Gregory Polanco and the Pittsburgh Pirates agreed on a five-year contract extension with two club options that locks in the prime years of the young outfielder, something with which the Pirates have found significant success in recent years, a source with knowledge of the club’s dealings told Yahoo Sports.
The deal is believed to guarantee Polanco in the mid-$30 million range, the source said, and should be announced this week. Polanco rejected Pittsburgh’s seven-year, $25 million offer that included three club options before his major league debut in June 2014. In the season and a half since, the 24-year-old right fielder has shown flashes of the brilliance that made him one of baseball’s top prospects before his debut.
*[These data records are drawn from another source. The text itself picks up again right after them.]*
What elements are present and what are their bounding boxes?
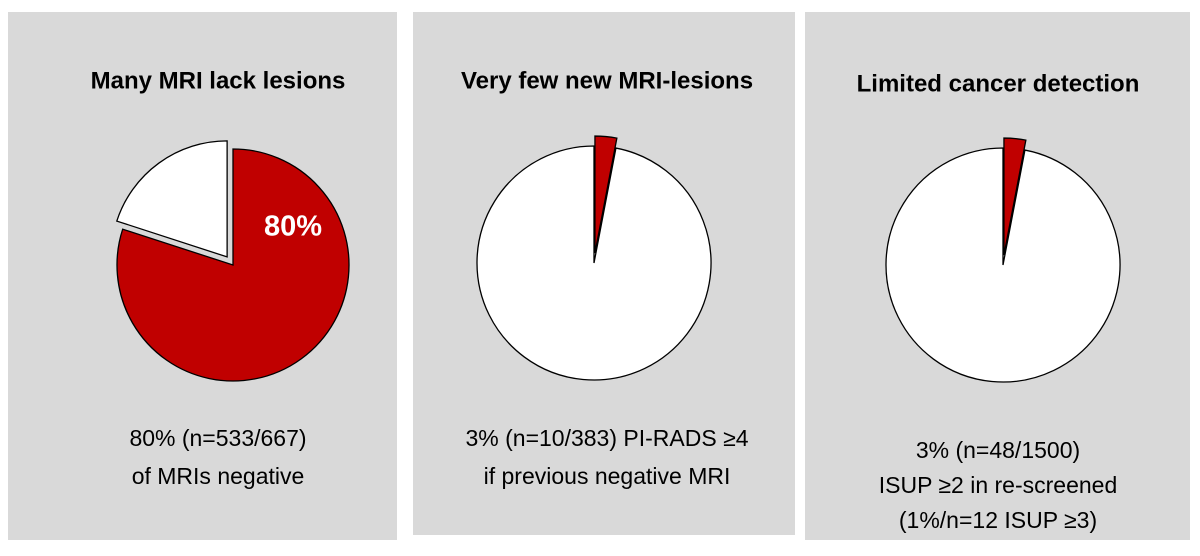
caption: if previous negative MRI [484, 463, 731, 489]
caption: 3% (n=48/1500) [916, 437, 1080, 463]
chart-title: Very few new MRI-lesions [461, 67, 753, 94]
chart-title: Many MRI lack lesions [91, 67, 346, 94]
pie-slice [476, 145, 712, 381]
value-label: 3% [617, 211, 659, 243]
pie-slice [1003, 137, 1027, 256]
caption: 80% (n=533/667) [129, 425, 306, 451]
pie-slice [594, 135, 618, 254]
pie-slice [885, 147, 1121, 383]
pie-slice [115, 140, 228, 258]
chart-title: Limited cancer detection [857, 70, 1140, 97]
pie-slice [116, 148, 350, 382]
caption: of MRIs negative [132, 463, 305, 489]
caption: 3% (n=10/383) PI-RADS ≥4 [465, 425, 748, 451]
caption: ISUP ≥2 in re-screened [879, 472, 1117, 498]
caption: (1%/n=12 ISUP ≥3) [899, 507, 1097, 533]
value-label: 3% [1033, 213, 1075, 245]
value-label: 80% [264, 211, 322, 243]
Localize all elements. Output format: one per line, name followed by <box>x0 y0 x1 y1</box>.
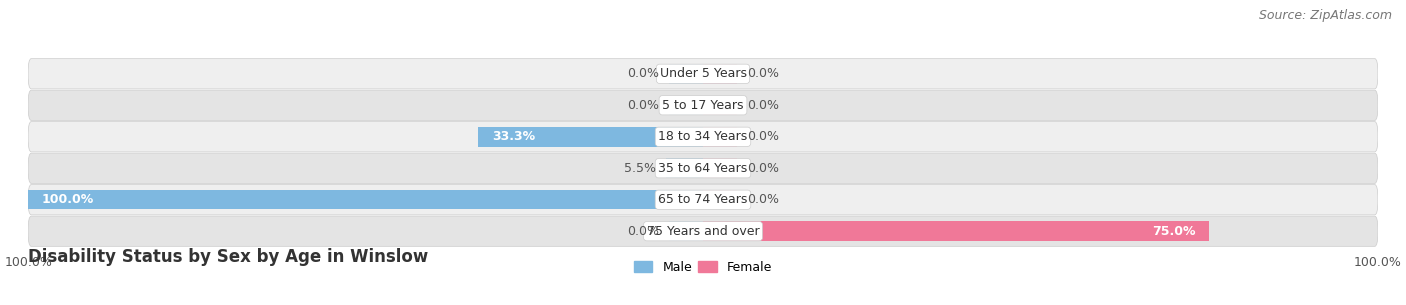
Text: 0.0%: 0.0% <box>627 225 659 238</box>
Bar <box>478 127 703 146</box>
Text: Disability Status by Sex by Age in Winslow: Disability Status by Sex by Age in Winsl… <box>28 248 429 266</box>
Bar <box>666 159 703 178</box>
Bar <box>666 159 703 178</box>
Text: Under 5 Years: Under 5 Years <box>659 67 747 80</box>
Bar <box>703 221 1209 241</box>
FancyBboxPatch shape <box>28 59 1378 89</box>
Bar <box>703 127 737 146</box>
Legend: Male, Female: Male, Female <box>628 256 778 279</box>
Bar <box>669 95 703 115</box>
Text: 100.0%: 100.0% <box>42 193 94 206</box>
Text: 75 Years and over: 75 Years and over <box>647 225 759 238</box>
Bar <box>703 221 1209 241</box>
FancyBboxPatch shape <box>28 153 1378 183</box>
Text: 0.0%: 0.0% <box>627 99 659 112</box>
Text: 0.0%: 0.0% <box>747 99 779 112</box>
Text: 75.0%: 75.0% <box>1152 225 1195 238</box>
Bar <box>703 159 737 178</box>
Text: 33.3%: 33.3% <box>492 130 534 143</box>
Bar <box>703 64 737 84</box>
Text: 0.0%: 0.0% <box>627 67 659 80</box>
Bar <box>669 221 703 241</box>
Bar <box>703 95 737 115</box>
FancyBboxPatch shape <box>28 216 1378 246</box>
Text: 5.5%: 5.5% <box>624 162 655 175</box>
Text: 65 to 74 Years: 65 to 74 Years <box>658 193 748 206</box>
Text: 0.0%: 0.0% <box>747 162 779 175</box>
Text: Source: ZipAtlas.com: Source: ZipAtlas.com <box>1258 9 1392 22</box>
Text: 5 to 17 Years: 5 to 17 Years <box>662 99 744 112</box>
Text: 18 to 34 Years: 18 to 34 Years <box>658 130 748 143</box>
FancyBboxPatch shape <box>28 122 1378 152</box>
Bar <box>28 190 703 210</box>
Text: 0.0%: 0.0% <box>747 67 779 80</box>
Text: 35 to 64 Years: 35 to 64 Years <box>658 162 748 175</box>
Text: 0.0%: 0.0% <box>747 130 779 143</box>
Bar <box>669 64 703 84</box>
Bar <box>703 190 737 210</box>
FancyBboxPatch shape <box>28 185 1378 215</box>
FancyBboxPatch shape <box>28 90 1378 120</box>
Bar <box>28 190 703 210</box>
Text: 0.0%: 0.0% <box>747 193 779 206</box>
Bar <box>478 127 703 146</box>
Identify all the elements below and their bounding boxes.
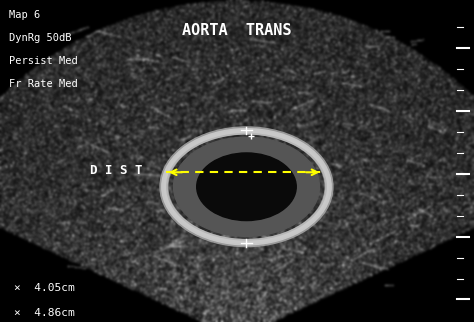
Text: Fr Rate Med: Fr Rate Med <box>9 79 78 89</box>
Text: D I S T: D I S T <box>90 164 143 177</box>
Text: Persist Med: Persist Med <box>9 56 78 66</box>
Circle shape <box>197 153 296 221</box>
Text: Map 6: Map 6 <box>9 10 41 20</box>
Text: ×  4.05cm: × 4.05cm <box>14 283 75 293</box>
Circle shape <box>201 156 292 218</box>
Text: AORTA  TRANS: AORTA TRANS <box>182 23 292 38</box>
Text: DynRg 50dB: DynRg 50dB <box>9 33 72 43</box>
Circle shape <box>173 137 319 236</box>
Text: ×  4.86cm: × 4.86cm <box>14 308 75 317</box>
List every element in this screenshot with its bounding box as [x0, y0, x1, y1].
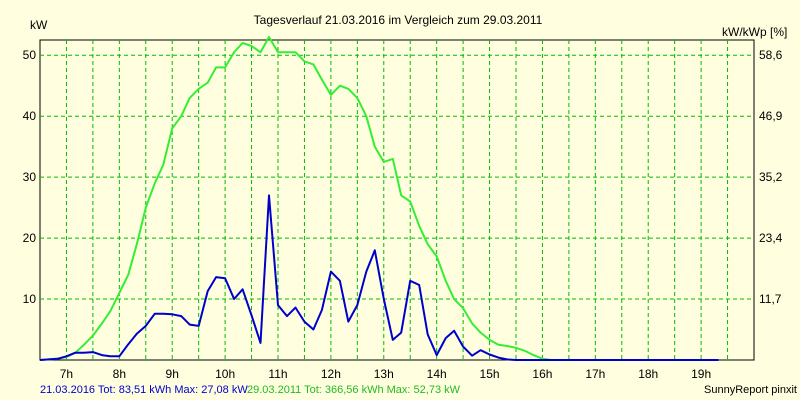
y-tick-label-right: 35,2	[759, 170, 783, 184]
x-tick-label: 9h	[166, 367, 179, 381]
tick-labels: 50 58,6 40 46,9 30 35,2 20 23,4 10 11,7 7h 8h 9h 10h 1…	[23, 48, 783, 381]
series-lines	[39, 36, 719, 361]
y-tick-label-left: 30	[23, 170, 37, 184]
right-axis-label: kW/kWp [%]	[722, 25, 787, 39]
x-tick-label: 17h	[585, 367, 605, 381]
footer-series2-info: 29.03.2011 Tot: 366,56 kWh Max: 52,73 kW	[247, 384, 461, 396]
x-tick-label: 19h	[691, 367, 711, 381]
x-tick-label: 13h	[374, 367, 394, 381]
series-line-21.03.2016	[39, 194, 719, 361]
x-tick-label: 15h	[480, 367, 500, 381]
y-tick-label-right: 46,9	[759, 109, 783, 123]
chart-title: Tagesverlauf 21.03.2016 im Vergleich zum…	[254, 13, 543, 27]
x-tick-label: 11h	[268, 367, 287, 381]
y-tick-label-left: 10	[23, 292, 37, 306]
y-tick-label-right: 23,4	[759, 231, 783, 245]
x-tick-label: 12h	[321, 367, 341, 381]
y-tick-label-left: 50	[23, 48, 37, 62]
x-tick-label: 18h	[638, 367, 658, 381]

Those spells of success have been evened out by deep droughts, including the first half last season, during which he hit just .228/.290/.379. The Pirates believe Polanco’s second-half line of .284/.347/.383 is more indicative of the player he can be, and as they did with Andrew McCutchen and Starling Marte, they’re placing a strong financial bet that Polanco can produce similarly well.
The contract, which will begin in the 2017 season, is similar to the six-year, $31 million deal Marte signed coming off a strong 2013. He has outproduced it with stellar back-to-back years, and the Pirates hold two options on Marte that keep him under club control through the 2021 season. McCutchen signed his deal a year later in service time than Polanco and Marte, and his might be the best of all: six years, $51.5 million with a club option for another $14.5 million, and he has won an MVP award and finished in the top five in the other three seasons.
The biggest question about Polanco is his ability to translate a 6-foot-5, 230-pound frame into more power. Polanco’s aptitude for hitting the ball hard is not in question; in the Pirates’ Opening Day win Sunday, he whacked a single at 112 mph and a double at 109 mph, both elite exit velocities, according to Statcast.
In 652 plate appearances last season, Polanco hit only nine home runs. If he can tap into his power, he’ll make the Pirates’ trend of locking up their outfielders even more successful than it has been already.